About fifty pages into this book I started casting for the movie.  It’s that good.  If I may, before I continue with this book review, let me give you several numbers.

Title:  The Girl on The Train

Written By:  Paula Hawkins

Published By:  Riverhead Books

Copyright:  2015:  323 Pages

The main characters in the book are as follows: Rachel, Megan, Tom, Scott, Kamal, Anna, and Cathy.   Of course there are others but these carry the plot to fruition and a very, very surprising climax.  Did not see this one coming.  Rachel IS the girl on the train.

The early plot involves what Rachel sees day after day riding on the train to and from London.  As you might expect, when you pass the same houses, stores, buildings twice each day you learn to notice what is new and what might be happening with those living within the row-houses along the way.    We learn early in the book that Rachel lost her position as an accountant and is desperately trying to keep her sister Cathy from knowing she has been fired.  The train ride each day is an absolute ploy.  Rachel is an alcoholic and a recent divorcee living with her sister until she “gets back on her feet”.  She still has great affection for her ex husband Tom and calls and texts him frequently.  This bothers to no end Tom’s new girlfriend Anna.  You might expect that.    One evening from a window seat on the train, Rachel notices something very odd and surprising.     What she sees is shocking.  Even though it’s only a minute until the train moves on, it’s enough time to realize that everything will change forever.  Unable to keep it to herself, Rachel offers what she knows to the police, and becomes inextricably entwined in what happens next, as well as in the lives of everyone involved. Has she done more harm than good?

“The Girl on the Train” is a mystery and suspense novel and follows the lives of three women – Rachel, Anna, and Megan – and the events surrounding Megan’s murder, ultimately bringing the lives of the three women together in a very dramatic manner.

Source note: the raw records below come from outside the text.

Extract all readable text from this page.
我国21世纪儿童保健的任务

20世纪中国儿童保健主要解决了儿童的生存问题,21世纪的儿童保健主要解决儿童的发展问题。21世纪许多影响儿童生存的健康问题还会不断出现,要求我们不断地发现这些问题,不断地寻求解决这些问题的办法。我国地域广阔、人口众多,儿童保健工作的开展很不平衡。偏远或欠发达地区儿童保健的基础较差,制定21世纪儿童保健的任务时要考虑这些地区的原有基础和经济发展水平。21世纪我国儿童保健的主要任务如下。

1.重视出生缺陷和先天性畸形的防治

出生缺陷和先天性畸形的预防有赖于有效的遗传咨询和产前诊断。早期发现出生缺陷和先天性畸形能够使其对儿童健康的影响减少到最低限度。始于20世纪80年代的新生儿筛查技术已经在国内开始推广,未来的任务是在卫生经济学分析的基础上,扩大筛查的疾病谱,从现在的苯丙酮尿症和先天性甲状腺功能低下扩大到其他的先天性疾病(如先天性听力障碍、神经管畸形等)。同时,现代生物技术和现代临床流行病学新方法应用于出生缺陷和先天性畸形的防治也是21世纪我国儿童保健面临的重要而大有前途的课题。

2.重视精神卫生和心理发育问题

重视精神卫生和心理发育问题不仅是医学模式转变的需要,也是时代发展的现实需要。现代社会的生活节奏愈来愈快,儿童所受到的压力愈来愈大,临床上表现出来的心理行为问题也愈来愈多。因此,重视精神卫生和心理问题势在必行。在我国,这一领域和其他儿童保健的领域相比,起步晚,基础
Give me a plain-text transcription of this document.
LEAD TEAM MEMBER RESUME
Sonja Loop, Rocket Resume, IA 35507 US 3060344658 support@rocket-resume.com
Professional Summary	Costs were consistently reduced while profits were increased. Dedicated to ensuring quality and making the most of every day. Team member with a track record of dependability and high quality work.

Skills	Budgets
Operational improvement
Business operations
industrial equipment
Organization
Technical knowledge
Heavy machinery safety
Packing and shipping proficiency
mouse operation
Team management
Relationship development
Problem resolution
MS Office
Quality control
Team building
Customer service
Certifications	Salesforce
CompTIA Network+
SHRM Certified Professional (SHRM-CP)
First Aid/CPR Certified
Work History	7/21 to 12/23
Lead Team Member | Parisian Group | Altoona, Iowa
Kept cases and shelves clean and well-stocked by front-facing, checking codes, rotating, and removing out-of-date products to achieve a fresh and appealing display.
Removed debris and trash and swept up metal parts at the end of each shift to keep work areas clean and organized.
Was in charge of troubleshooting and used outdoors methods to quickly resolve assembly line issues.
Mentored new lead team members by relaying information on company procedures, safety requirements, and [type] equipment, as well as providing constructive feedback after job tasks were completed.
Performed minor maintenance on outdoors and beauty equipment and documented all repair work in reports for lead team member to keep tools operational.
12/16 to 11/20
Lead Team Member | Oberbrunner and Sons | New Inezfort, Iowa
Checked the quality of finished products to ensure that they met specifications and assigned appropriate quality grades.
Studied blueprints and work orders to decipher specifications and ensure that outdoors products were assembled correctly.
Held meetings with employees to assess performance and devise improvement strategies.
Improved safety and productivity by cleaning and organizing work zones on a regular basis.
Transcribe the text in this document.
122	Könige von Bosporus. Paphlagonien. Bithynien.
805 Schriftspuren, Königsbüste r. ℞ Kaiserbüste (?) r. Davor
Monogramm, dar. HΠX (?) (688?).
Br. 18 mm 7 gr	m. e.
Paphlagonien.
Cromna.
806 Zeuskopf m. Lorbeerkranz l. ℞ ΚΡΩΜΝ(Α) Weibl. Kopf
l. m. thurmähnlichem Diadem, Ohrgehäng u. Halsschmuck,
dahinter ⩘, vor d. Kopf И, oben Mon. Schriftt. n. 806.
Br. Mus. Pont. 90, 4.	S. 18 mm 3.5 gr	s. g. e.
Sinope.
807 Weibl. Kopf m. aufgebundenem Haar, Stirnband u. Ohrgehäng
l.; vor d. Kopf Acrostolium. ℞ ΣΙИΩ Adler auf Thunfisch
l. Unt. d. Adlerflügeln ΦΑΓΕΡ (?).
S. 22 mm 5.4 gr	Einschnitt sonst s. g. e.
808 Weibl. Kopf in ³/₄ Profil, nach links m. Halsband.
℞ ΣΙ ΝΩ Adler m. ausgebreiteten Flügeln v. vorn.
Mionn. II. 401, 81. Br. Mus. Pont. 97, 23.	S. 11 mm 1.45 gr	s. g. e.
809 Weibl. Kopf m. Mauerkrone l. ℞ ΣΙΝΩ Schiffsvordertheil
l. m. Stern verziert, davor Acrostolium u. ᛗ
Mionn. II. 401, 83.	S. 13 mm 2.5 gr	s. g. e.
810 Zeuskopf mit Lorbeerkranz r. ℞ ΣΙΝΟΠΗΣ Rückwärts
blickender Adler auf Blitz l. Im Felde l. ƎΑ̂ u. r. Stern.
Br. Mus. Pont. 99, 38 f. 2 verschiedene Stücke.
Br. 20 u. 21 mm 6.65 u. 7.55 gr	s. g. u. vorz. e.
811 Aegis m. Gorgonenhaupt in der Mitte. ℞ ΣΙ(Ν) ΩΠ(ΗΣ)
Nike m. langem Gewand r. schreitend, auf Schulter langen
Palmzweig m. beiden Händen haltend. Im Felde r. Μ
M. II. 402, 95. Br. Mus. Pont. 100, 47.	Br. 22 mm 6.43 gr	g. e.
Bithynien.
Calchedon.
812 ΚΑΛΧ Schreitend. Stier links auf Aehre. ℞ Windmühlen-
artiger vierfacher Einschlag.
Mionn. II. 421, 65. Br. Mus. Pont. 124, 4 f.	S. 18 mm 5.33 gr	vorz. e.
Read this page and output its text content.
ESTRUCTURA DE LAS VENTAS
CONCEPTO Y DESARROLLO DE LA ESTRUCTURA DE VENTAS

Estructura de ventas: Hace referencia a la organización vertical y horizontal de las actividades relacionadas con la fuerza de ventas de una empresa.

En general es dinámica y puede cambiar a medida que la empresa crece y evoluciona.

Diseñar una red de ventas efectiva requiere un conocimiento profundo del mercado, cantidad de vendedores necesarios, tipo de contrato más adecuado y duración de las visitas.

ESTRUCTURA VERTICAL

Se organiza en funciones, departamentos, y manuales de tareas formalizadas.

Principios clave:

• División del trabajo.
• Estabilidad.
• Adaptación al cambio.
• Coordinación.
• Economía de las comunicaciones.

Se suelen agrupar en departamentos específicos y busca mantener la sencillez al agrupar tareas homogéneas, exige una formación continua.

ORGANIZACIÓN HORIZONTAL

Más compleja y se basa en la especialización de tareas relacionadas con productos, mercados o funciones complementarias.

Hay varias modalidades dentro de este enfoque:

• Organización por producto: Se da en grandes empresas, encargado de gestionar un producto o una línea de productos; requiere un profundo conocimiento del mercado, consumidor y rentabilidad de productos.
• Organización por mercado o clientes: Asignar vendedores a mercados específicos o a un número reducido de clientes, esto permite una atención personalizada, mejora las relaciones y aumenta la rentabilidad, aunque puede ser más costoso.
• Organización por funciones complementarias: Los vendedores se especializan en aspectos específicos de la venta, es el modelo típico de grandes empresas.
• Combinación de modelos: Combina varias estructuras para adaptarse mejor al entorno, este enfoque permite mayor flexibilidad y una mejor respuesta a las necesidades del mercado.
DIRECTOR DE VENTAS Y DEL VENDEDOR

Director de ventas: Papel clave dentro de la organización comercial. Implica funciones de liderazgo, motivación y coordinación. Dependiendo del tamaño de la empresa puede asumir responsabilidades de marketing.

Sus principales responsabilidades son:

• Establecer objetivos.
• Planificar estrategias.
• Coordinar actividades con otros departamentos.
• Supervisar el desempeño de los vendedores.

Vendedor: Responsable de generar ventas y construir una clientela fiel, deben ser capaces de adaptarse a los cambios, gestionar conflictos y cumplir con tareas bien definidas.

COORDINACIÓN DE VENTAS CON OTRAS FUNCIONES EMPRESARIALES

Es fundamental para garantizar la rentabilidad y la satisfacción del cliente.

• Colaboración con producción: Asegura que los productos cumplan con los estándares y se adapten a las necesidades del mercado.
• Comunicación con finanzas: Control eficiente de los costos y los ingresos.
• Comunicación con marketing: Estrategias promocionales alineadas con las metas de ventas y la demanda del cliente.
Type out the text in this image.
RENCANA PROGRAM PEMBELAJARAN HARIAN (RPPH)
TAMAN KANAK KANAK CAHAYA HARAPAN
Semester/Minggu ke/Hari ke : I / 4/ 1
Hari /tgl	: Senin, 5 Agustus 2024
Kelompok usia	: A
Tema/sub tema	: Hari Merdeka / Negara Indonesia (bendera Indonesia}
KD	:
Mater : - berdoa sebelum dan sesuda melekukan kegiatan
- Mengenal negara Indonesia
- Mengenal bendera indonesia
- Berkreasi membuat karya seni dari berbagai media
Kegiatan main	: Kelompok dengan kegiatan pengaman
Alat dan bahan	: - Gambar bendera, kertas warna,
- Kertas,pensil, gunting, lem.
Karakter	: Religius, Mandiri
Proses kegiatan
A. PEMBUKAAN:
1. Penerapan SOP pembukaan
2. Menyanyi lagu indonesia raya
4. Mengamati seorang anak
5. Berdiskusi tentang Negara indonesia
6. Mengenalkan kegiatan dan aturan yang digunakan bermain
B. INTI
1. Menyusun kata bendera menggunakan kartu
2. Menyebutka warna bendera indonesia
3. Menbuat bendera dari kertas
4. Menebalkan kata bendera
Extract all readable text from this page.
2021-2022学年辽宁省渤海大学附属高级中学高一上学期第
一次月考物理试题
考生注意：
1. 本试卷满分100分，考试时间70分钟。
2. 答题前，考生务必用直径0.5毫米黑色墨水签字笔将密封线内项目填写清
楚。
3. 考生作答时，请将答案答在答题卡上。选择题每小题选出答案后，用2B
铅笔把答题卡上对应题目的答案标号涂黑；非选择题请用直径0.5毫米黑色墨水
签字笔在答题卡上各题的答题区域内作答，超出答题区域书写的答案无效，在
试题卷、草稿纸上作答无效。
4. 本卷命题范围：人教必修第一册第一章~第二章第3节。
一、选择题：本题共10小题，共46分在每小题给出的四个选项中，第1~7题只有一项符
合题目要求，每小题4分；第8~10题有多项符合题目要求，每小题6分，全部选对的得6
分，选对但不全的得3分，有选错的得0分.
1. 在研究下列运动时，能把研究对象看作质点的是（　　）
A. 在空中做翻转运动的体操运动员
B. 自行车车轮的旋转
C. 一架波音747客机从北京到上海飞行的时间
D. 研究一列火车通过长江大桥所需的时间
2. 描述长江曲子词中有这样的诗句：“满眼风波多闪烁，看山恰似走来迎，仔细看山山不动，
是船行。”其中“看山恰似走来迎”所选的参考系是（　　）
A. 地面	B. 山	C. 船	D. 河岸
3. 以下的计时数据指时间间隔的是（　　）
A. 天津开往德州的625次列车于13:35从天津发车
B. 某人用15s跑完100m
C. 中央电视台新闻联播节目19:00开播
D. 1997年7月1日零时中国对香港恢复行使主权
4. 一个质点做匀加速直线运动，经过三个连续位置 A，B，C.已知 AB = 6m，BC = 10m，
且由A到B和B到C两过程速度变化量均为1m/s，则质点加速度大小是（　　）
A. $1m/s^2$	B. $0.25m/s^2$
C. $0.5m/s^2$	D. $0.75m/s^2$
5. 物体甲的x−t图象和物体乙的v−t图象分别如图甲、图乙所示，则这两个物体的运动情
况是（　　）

We find out that Megan is suffering from depression based on a void in her life, caused by the accidental death of her baby girl years before. It is revealed that, although she loves her companion Scott, it wasn’t enough to fill the void, and Megan seeks to fill that emptiness any way she can.  This includes various affairs and therapy.

Paula Hawkins chooses to construct the book moving from character to character detailing occurrences in their past as well as “real time”.   This may sound complex but the book does flow in a fashion keeping the reader wondering what event might happen next.  Due to Rachel’s fight with alcoholism, you wonder, as does she, if her memory about events leading up to Megan’s murder are real or imaginary.  This is a plus in developing the plot and the climatic ending.  As it turns out, she remembers correctly more than once.  Anna and Rachel escape with their lives in a very dramatic fashion.

If I told you much more I would be giving away the plot entirely, but I can definitely recommend this book to you.  It’s quite frankly, an easy read and one that will keep you enthralled until completion.  Buy it—check it out of the library—borrow it from a neighbor.  Read it.